Each terminal connects to one of Musk's company SpaceX’s satellites, enabling the use of WiFi to access the Internet, a key feat as the Russian forces have taken aim at Ukraine's communications infrastructure.
Immediately after the war began, Musk responded to a request from Ukrainian Digital Transformation Minister Mykhail Fedorov to provide Starlink service to invaded Ukraine. About 85 percent of the 20,000 terminals were fully or partially funded by external sources, including the US, UK, and Polish governments, SpaceX confirmed in correspondence with the Pentagon.
Poland’s digital secretary of state Janusz Cieszyński told Bloomberg that Poland has purchased 11,700 Starlink terminals for Ukraine, including 5,000 purchased by state oil company PKN Orlen.

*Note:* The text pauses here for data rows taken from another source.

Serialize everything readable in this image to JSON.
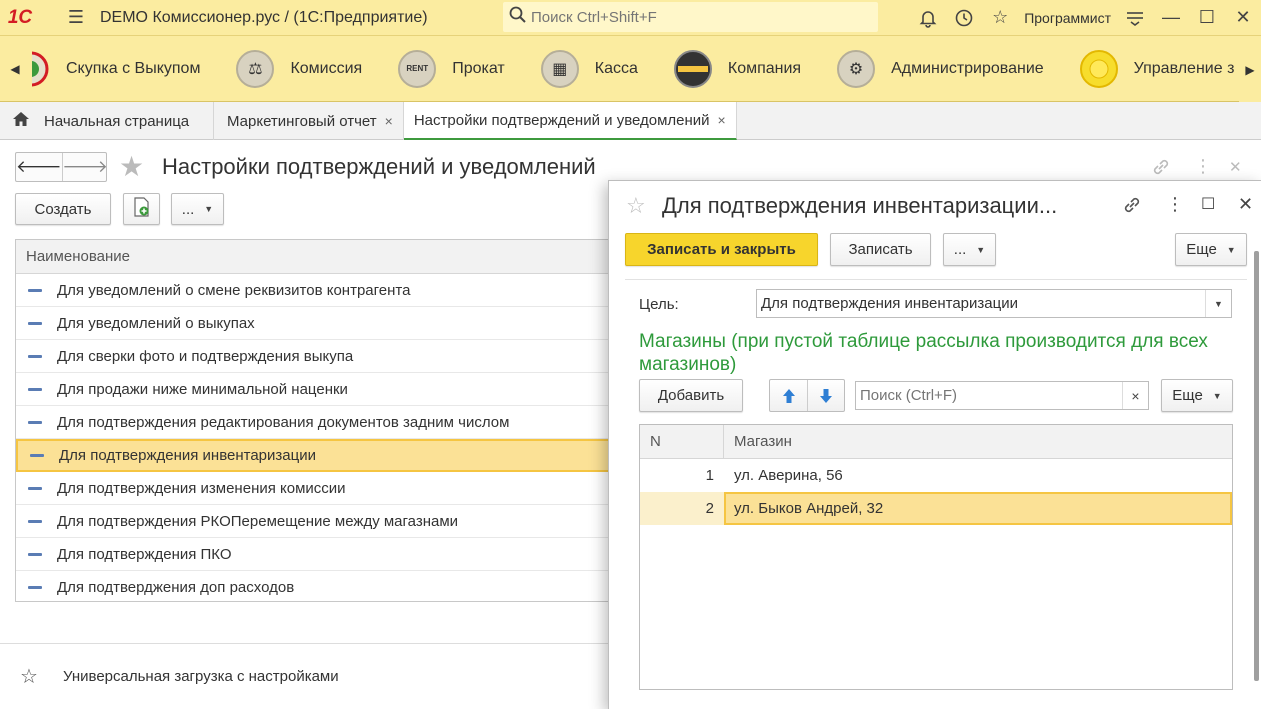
{
  "titlebar": {
    "logo": "1С",
    "app_title": "DEMO Комиссионер.рус /   (1С:Предприятие)",
    "search_placeholder": "Поиск Ctrl+Shift+F",
    "user": "Программист"
  },
  "sections": [
    {
      "label": "Скупка с Выкупом",
      "icon": "buyback-icon"
    },
    {
      "label": "Комиссия",
      "icon": "scales-icon"
    },
    {
      "label": "Прокат",
      "icon": "rent-icon"
    },
    {
      "label": "Касса",
      "icon": "cash-register-icon"
    },
    {
      "label": "Компания",
      "icon": "company-icon"
    },
    {
      "label": "Администрирование",
      "icon": "gears-icon"
    },
    {
      "label": "Управление з",
      "icon": "sun-icon"
    }
  ],
  "tabs": [
    {
      "label": "Начальная страница"
    },
    {
      "label": "Маркетинговый отчет",
      "close": "×"
    },
    {
      "label": "Настройки подтверждений и уведомлений",
      "close": "×"
    }
  ],
  "main": {
    "title": "Настройки подтверждений и уведомлений",
    "create_label": "Создать",
    "more_label": "...",
    "column_header": "Наименование",
    "rows": [
      "Для уведомлений о смене реквизитов контрагента",
      "Для уведомлений о выкупах",
      "Для сверки фото и подтверждения выкупа",
      "Для продажи ниже минимальной наценки",
      "Для подтверждения редактирования документов задним числом",
      "Для подтверждения инвентаризации",
      "Для подтверждения изменения комиссии",
      "Для подтверждения РКОПеремещение между магазнами",
      "Для подтверждения ПКО",
      "Для подтверджения доп расходов"
    ],
    "selected_index": 5
  },
  "bottom": {
    "label": "Универсальная загрузка с настройками"
  },
  "dialog": {
    "title": "Для подтверждения инвентаризации...",
    "save_close_label": "Записать и закрыть",
    "save_label": "Записать",
    "more_label": "...",
    "eshe_label": "Еще",
    "field_label": "Цель:",
    "field_value": "Для подтверждения инвентаризации",
    "group_title": "Магазины (при пустой таблице рассылка производится для всех магазинов)",
    "add_label": "Добавить",
    "search_placeholder": "Поиск (Ctrl+F)",
    "clear": "×",
    "table": {
      "headers": {
        "n": "N",
        "shop": "Магазин"
      },
      "rows": [
        {
          "n": "1",
          "shop": "ул. Аверина, 56"
        },
        {
          "n": "2",
          "shop": "ул. Быков Андрей, 32"
        }
      ],
      "selected_index": 1
    }
  },
  "colors": {
    "accent_yellow": "#fbeca0",
    "primary_button": "#f7d52c",
    "selection": "#fbe196",
    "group_title": "#2e9a3b",
    "active_tab_underline": "#3d9a3d"
  }
}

“SpaceX has promised to cover the cost of servicing the terminals purchased by Orlen,” and the Polish government “covers the full cost of the service” for each terminal purchased, amounting to about $50 per month per device, Cieszyński said.
The terminals cost USD 1,500 and USD 2,500 to ship to Ukraine. However, a much higher cost is providing connectivity. SpaceX says it pays for about 70 percent of the services operating in Ukraine, offering all terminals there the best possible option worth USD 4,500 per month, even though most are only contracted for the USD 500 per month service option.
Musk faced a wave of criticism last week, including from Ukrainian President Volodymyr Zelensky, after outlining a plan for a peaceful end to the war in a series of tweets. He proposed holding a new referendum in eastern Ukraine under UN supervision, leaving Crimea to Russia and granting Ukraine “neutral status.”
On Friday, Musk announced on Twitter that SpaceX would not be able to fund the Starlink service to Ukraine indefinitely.
But, on Saturday, he announced that his company would continue to fund Internet access via Starlink terminals in Ukraine, even though it “continues to lose money while other companies get billions of dollars in taxpayer money.”